087. Human Evaluation

When Human Evaluation Is Necessary

LLM-as-judge and automated metrics have limitations. Human evaluation remains necessary for:

  • Novel domains where no benchmark exists.
  • Subjective quality assessment (creativity, tone, persuasiveness).
  • Safety evaluation (detecting harmful outputs that automated checks miss).
  • Calibrating automated metrics (ensuring they correlate with human judgment).

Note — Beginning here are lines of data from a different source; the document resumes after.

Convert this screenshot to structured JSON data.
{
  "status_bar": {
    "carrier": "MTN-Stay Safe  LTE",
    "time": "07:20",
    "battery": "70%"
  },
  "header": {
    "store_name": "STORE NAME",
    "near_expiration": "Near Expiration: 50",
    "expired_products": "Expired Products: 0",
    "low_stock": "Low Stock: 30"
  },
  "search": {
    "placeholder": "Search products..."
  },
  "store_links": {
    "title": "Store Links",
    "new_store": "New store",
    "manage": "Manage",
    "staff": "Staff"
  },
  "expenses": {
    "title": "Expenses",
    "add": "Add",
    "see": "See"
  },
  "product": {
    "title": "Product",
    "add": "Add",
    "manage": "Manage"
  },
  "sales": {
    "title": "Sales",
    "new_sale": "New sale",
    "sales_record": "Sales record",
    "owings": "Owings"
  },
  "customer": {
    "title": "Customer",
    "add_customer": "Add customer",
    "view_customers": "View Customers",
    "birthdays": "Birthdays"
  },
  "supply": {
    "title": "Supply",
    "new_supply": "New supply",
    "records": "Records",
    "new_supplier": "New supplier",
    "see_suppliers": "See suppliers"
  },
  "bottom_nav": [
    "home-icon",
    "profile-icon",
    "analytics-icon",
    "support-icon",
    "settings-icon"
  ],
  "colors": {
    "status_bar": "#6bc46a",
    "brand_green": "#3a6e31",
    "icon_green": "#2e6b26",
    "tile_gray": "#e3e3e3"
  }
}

Annotation Protocol Design

A well-designed annotation protocol includes:

python
ANNOTATION_GUIDELINES = """
## Agent Response Evaluation Guidelines

### Task
You will evaluate AI agent responses to user tasks. For each response,
rate the following dimensions on a 1-5 scale.

### Dimensions

**1. Task Completion (1-5)**
- 5: Fully completes the task with no omissions
- 4: Mostly complete with minor omissions
- 3: Partially complete; addresses the main point but misses aspects
- 2: Minimally addresses the task
- 1: Does not address the task at all

**2. Accuracy (1-5)**
- 5: All information is accurate
- 4: Nearly all accurate, one minor error
- 3: Mostly accurate, some errors
- 2: Multiple significant errors
- 1: Predominantly inaccurate

**3. Helpfulness (1-5)**
- 5: Exceptionally helpful; would fully satisfy the user
- 4: Helpful; addresses the user's needs well
- 3: Somewhat helpful; provides partial value
- 2: Minimally helpful
- 1: Not helpful at all

### Instructions
- Read the task description carefully before evaluating.
- Evaluate the response independently (do not compare to other responses).
- Provide a brief justification (1-2 sentences) for each score.
- If you are unsure, err on the side of a lower score.
- Flag any responses that contain harmful, biased, or inappropriate content.
"""

Inter-Rater Reliability

When multiple annotators evaluate the same outputs, their agreement must be measured:

python
def cohens_kappa(rater1: list[int], rater2: list[int]) -> float:
    """Compute Cohen's Kappa for inter-rater reliability.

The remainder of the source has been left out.